Table of Contents
Having digitised a speech signal we now have a vector of samples which can be manipulated in various ways. Our aim in this course is to be able to extract characteristic parameters from a signal, which can be used to identify different kinds of speech sounds. This session will discuss some parameters which can be extracted directly from the time domain signal.
When we analyse signals we tend to do so on only small portions at a time. The reason for this is that we typically assume that the signal is constant (eg. has a constant frequency) over the time-span of our analysis. Since speech is actually changing rapidly, we have to cut it into small parts for this assumption to hold. Hence we typically window a speech signal before analysis, which just means that we cut out a small section.
Windowing can be seen as multiplying a signal by a window which is zero everywhere except for the region of interest, where it is one. Since we pretend that our signals are infinite, we can discard all of the resulting zeros and concentrate on just the windowed portion of the signal.
The above window (zeros and ones) is known as a rectangular window because of its shape. One problem with this kind of window is the abrupt change at the edge, which can cause distortion in the signal being analysed (in fact any windowing operation causes distortion, since the signal is being modified by the window). To reduce this distortion we often use a smoother window shape called a Hamming window. This window is zero at the edges and rises gradually to be 1 in the middle. When this window is used the edges of the signal are de-emphasised and the edge effects are reduced.

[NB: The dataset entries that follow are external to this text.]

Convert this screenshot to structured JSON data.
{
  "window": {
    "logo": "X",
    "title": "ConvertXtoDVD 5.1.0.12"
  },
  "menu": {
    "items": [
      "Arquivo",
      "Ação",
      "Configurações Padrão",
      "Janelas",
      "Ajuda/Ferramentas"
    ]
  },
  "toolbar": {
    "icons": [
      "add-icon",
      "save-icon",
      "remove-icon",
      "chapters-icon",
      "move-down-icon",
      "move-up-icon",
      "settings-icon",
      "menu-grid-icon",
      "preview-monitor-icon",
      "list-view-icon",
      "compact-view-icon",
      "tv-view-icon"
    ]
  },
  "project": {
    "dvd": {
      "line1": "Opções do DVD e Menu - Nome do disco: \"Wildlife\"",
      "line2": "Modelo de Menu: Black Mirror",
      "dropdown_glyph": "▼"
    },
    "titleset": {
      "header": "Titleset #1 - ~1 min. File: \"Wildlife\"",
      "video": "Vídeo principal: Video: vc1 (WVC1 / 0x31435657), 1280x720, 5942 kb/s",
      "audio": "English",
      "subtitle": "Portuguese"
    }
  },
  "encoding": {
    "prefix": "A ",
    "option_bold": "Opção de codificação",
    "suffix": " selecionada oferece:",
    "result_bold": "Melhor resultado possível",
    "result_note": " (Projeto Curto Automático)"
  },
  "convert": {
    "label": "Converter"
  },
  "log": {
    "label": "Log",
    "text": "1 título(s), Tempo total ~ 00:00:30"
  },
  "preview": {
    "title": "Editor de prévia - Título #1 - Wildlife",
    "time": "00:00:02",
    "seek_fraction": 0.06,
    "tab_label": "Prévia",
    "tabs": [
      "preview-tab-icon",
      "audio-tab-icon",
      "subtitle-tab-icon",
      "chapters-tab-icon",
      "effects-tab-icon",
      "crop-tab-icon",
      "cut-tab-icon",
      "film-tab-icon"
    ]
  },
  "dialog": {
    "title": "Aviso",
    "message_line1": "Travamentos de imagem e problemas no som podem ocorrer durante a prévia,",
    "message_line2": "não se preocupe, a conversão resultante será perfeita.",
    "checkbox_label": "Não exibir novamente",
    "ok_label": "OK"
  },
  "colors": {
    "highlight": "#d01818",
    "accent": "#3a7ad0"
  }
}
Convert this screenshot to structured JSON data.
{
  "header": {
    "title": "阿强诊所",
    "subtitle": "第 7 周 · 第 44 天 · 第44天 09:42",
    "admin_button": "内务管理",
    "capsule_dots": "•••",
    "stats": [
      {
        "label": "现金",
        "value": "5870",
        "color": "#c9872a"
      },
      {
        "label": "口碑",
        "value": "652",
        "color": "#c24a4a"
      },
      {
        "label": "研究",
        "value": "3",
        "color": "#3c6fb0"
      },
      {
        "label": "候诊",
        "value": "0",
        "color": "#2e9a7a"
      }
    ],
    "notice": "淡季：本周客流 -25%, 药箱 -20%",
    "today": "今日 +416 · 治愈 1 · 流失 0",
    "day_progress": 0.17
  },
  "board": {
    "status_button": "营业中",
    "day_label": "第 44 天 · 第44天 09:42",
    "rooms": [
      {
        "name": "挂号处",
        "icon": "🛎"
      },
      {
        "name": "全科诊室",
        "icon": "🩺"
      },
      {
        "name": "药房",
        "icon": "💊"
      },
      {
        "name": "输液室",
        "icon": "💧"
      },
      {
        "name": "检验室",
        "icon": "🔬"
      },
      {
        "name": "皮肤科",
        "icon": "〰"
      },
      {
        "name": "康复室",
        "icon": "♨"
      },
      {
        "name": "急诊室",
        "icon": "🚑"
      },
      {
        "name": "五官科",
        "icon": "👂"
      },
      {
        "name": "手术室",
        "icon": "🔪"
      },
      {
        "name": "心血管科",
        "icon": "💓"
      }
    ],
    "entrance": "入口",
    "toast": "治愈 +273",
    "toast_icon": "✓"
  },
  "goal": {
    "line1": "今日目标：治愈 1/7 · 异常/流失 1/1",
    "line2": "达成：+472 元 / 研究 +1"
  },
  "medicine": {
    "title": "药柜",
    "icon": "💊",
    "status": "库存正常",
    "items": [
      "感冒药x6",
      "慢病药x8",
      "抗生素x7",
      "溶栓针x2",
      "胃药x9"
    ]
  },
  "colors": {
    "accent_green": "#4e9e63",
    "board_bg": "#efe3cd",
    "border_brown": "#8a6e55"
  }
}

It is important to use a Hamming (or the similar Hann window) in some kinds of analysis, particularly the frequency domain methods we will look at later. For many time domain methods the rectangular window is preferable.
If we are analysing a long signal, then successive windows are taken along the length of the signal. Often we overlap the windows if a Hamming window is being used so that the de-emphasised part of one window becomes the middle of the next.